I have a data file that looks like this:
001 Mayo Clinic 120 78 7 15
Patient has had a persistent cough for 3 weeks
023 Mayo Clinic 157 72 10 2
Patient complained of ear ache
064 HMC 201 59 . .
Patient left against medical advice
003 HMC 166 58 8 15
Patient placed on beta-blockers on 7/1/2006
I am finding the task of reading this into SAS to be basically impossible. And no, in this case, reformatting the data file is out of the question. So let me explain what you are looking at here:
Each subject has two lines of data. The first line is-
subject number / clinic / wt / hr / dx / sx (don't worry about what the numbers mean, thats irrelevant).
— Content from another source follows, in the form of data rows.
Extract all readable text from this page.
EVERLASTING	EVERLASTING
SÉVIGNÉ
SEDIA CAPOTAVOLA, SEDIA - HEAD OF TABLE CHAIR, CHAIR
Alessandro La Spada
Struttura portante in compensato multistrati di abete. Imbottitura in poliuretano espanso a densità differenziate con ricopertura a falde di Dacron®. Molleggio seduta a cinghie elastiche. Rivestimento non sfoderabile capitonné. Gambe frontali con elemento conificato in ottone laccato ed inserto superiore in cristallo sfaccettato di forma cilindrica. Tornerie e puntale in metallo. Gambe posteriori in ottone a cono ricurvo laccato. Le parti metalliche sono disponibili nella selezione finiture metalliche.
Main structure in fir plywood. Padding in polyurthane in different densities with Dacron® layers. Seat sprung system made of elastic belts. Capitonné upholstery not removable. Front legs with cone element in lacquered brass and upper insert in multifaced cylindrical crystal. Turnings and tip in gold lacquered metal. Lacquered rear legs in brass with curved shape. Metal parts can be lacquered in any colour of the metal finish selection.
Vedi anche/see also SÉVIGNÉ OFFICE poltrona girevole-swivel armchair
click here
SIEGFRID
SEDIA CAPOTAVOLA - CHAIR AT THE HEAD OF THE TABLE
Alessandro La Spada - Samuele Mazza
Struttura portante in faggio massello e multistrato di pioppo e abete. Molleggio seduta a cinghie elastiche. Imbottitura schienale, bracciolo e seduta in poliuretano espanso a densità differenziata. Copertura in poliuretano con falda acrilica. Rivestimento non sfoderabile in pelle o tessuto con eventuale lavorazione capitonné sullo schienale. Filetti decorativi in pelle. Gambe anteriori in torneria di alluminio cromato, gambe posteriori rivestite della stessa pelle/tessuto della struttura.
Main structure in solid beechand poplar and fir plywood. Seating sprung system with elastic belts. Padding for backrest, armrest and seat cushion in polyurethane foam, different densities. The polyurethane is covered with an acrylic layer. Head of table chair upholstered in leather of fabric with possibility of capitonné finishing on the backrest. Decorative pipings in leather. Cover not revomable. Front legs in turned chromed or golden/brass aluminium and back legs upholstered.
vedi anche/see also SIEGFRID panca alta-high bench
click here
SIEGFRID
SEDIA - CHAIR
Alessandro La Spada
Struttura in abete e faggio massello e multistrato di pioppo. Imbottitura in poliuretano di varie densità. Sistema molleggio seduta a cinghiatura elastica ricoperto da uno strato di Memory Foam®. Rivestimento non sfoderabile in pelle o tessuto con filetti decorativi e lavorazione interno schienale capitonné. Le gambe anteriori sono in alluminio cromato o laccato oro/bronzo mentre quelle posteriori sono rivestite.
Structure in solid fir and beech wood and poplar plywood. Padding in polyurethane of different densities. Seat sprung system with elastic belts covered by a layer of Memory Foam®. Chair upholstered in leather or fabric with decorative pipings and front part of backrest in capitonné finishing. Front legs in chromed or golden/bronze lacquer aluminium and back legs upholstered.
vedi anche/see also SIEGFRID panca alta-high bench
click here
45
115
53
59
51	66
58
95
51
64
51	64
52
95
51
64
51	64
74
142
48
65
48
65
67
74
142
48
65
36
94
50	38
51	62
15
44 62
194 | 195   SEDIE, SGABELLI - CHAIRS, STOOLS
The second line is text, which is basically a note containing extra information referring to the subject whose data is laid out in the previous line. So, the lines:
001 Mayo Clinic 120 78 7 15
Patient has had a persistent cough for 3 weeks
Are for a SINGLE subject. Subject 001. These need to become a single row in a SAS data set. I am completely at a loss; because of the different lengths for the clinic names, and the number columns not being aligned, I can't figure out how to get SAS to read this. This is the closest I have been able to get:
data ClinData;
infile "&wdir.clinic_data.txt";
retain patno clinic weight hr dx sx exinfo;
input patno clinic $1. @;
if clinic='M' then
input patno @5 clinic $11. weight hr dx sx / @1 exinfo $30.;
else if clinic='H' then
input patno @5 clinic $3. weight hr dx sx / @1 exinfo $30.;
run;
This prints as:
http://i61.tinypic.com/2uswl90.png
All of the numerical values are in the right place.
However, this has a several problems.
First, the subject number ('patno') always shows up as a missing value. Why?
Second, the clinic is only represented by its first letter 'M' or 'H'. I can't get SAS to change the length of the clinic variable based on which clinic it is.
Third, the variable "exinfo" contains the notes about the patient. However, I can't get SAS to include the entire line. The highest I can get it is around 30 characters before the formatting goes haywire.
Any help? The SAS documentation is frustratingly poor for this type of input. None of the examples really match up with what I need, and it doesn't adequately explain how to use some of the options. I know I need to use column/line pointers; but the problem is that the columns aren't consistent from line to line. So no matter which pointer format I use there will still be lines that don't come out right.